Our findings suggest that multiple pathways may be involved in producing eCB-dependent responses. In addition to the difference between the DSI pathway and the GPCR-mediated responses, we find that the mGluR and mAChR-dependent eCB pathways are biochemically distinct. The data also suggest that, like some forms of LTD (Ronesi et al. 2004; Sjostrom et al. 2003), hippocampal mGluR-dependent iLTD may require the participation of additional factors that work in conjunction with eCBs as eCB-dependent activation of CB1 appears necessary but not sufficient for iLTD induction.
This work is contained in the Ph.D. theses of J. Kim and D. A. Edwards.
Preparation of slices
After deeply sedating and decapitating 4- to 6-wk-old male Sprague-Dawley rats, we removed the hippocampi and cut them into 400-μm-thick slices in ice-cold bath solution [see following text, excluding NBQX (Tocris, Ballwin, MO), and 2-amino-5-phosphonopentanoic acid (AP5; Tocris)] using a vibratome (Technical Products International, St. Louis, MO). The protocols were approved by the Institutional Animal Care and Use Committee of the University of Maryland School of Medicine. The slices were maintained at room temperature for >1 h in an interface holding chamber filled with humid 95% O2-5% CO2.
Whole cell voltage-clamp recordings of CA1 pyramidal cells were carried out at 30–31°C. Electrode resistances in the bath were 3–6 MΩ, and series resistances of <30 MΩ were accepted. If the series resistance, when checked by –1- or –2-mV steps, changed significantly (∼15%), we discarded the data. At the holding potential of –70 mV, monosynaptic eIPSCs were elicited by 100-μs extracellular stimuli delivered with concentric bipolar stimulating electrodes placed in s. pyramidale or s. radiatum between CA3 and CA1. In Fig. 1E and F, stratum radiatum was also stimulated alternately, 1.5 s apart from s. pyramidale stimulation, every 6 s. Data were collected using an Axopatch 1C amplifier (Axon Instruments, Union City, CA), filtered at 2 kHz and digitized at 5 kHz using a Digidata 1200 and Clampex 8 software (Axon Instruments).

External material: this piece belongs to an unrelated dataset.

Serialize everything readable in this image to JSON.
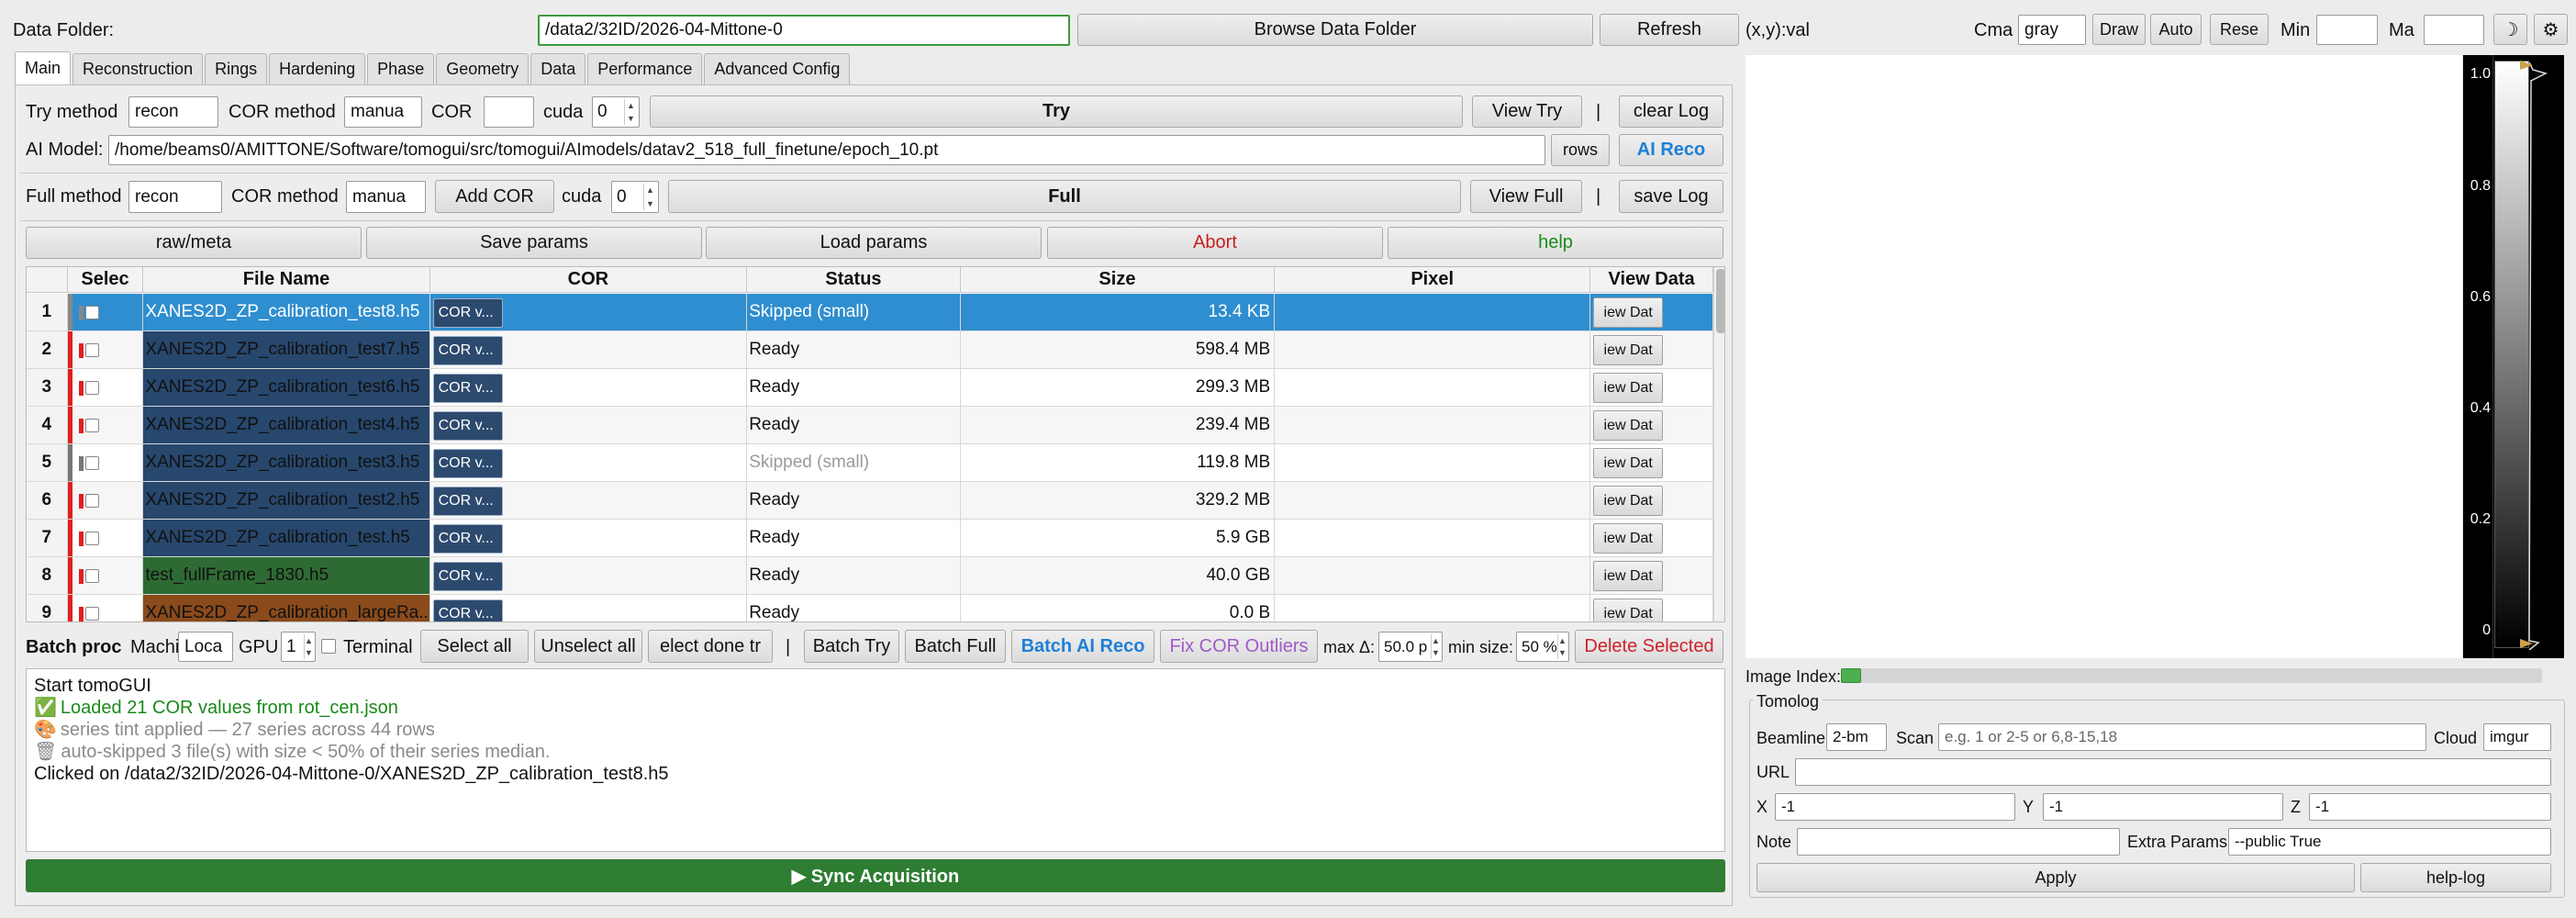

The pipette solution contained (in mM) 88 CsCH3SO3, 50 CsCl2, 1 MgCl2, 2 Mg-ATP, 0.3 tris-GTP, 0.2 Cs4-BAPTA, 10 HEPES, and 5 QX-314 (pH = 7.20 with CsOH, and 295 mosM with sucrose). The bath solution contained (in mM) 120 NaCl, 3 KCl, 25 NaHCO3, 1 NaH2PO4, 2.5 CaCl2, 2 MgSO4, 20 glucose, 0.01 NBQX and 0.05 dl-AP5 (or 0.02 d-AP5; 300 mosM). The bath solution was oxygenated with 95% O2-5% CO2 and flowed through the recording chamber at a rate of ∼1 ml/min. In Figs. 1F, 2B, 3, A and B, and 5B–D, the slices were preincubated with AM251 (Tocris), RHC-80267 (Biomol, Plymouth Meeting, PA), U73122 (Tocris), or THL (Sigma) for >1 h, and the corresponding drug was present in the bath solution throughout recording. The final concentration of DMSO, a solvent, was 0.1% (vol/vol) for RHC-80267, U73122, THL, and 0.01% for AM251. All other chemicals were purchased from Sigma (St. Louis, MO).
To measure DSI, we evoked eIPSCs at 4-s intervals and depolarized the postsynaptic cell to 0 mV for 1 s at 89- or 120-seintervals. When DSI was not measured, eIPSCs were evoked every 6 s. DSI was calculated as follows: DSI (%) = 100 × [mean amplitude of 4 eIPSCs after depolarization/mean amplitude of 5 eIPSCs before depolarization]. Values of two to three DSI trials were averaged to obtain a mean DSI in a given condition. Changes in DSI (ΔDSI) were calculated as ΔDSI = test DSI –control DSI. Evoked IPSC suppression was calculated as follows: 100 × [mean amplitude of 15 eIPSCs after drug treatment/mean amplitude of 15 eIPSCs before]. iLTD was determined to be present if eIPSCs were significantly suppressed after a 20-min washout of the agonist. Statistical tests were done in Excel XP (Microsoft, Redmund, WA), and the P value for significance was <0.05. Paired t-test were used, unless otherwise stated. For multiple comparisons, we used ANOVA followed by multiple t-test or Holm-Sidak tests.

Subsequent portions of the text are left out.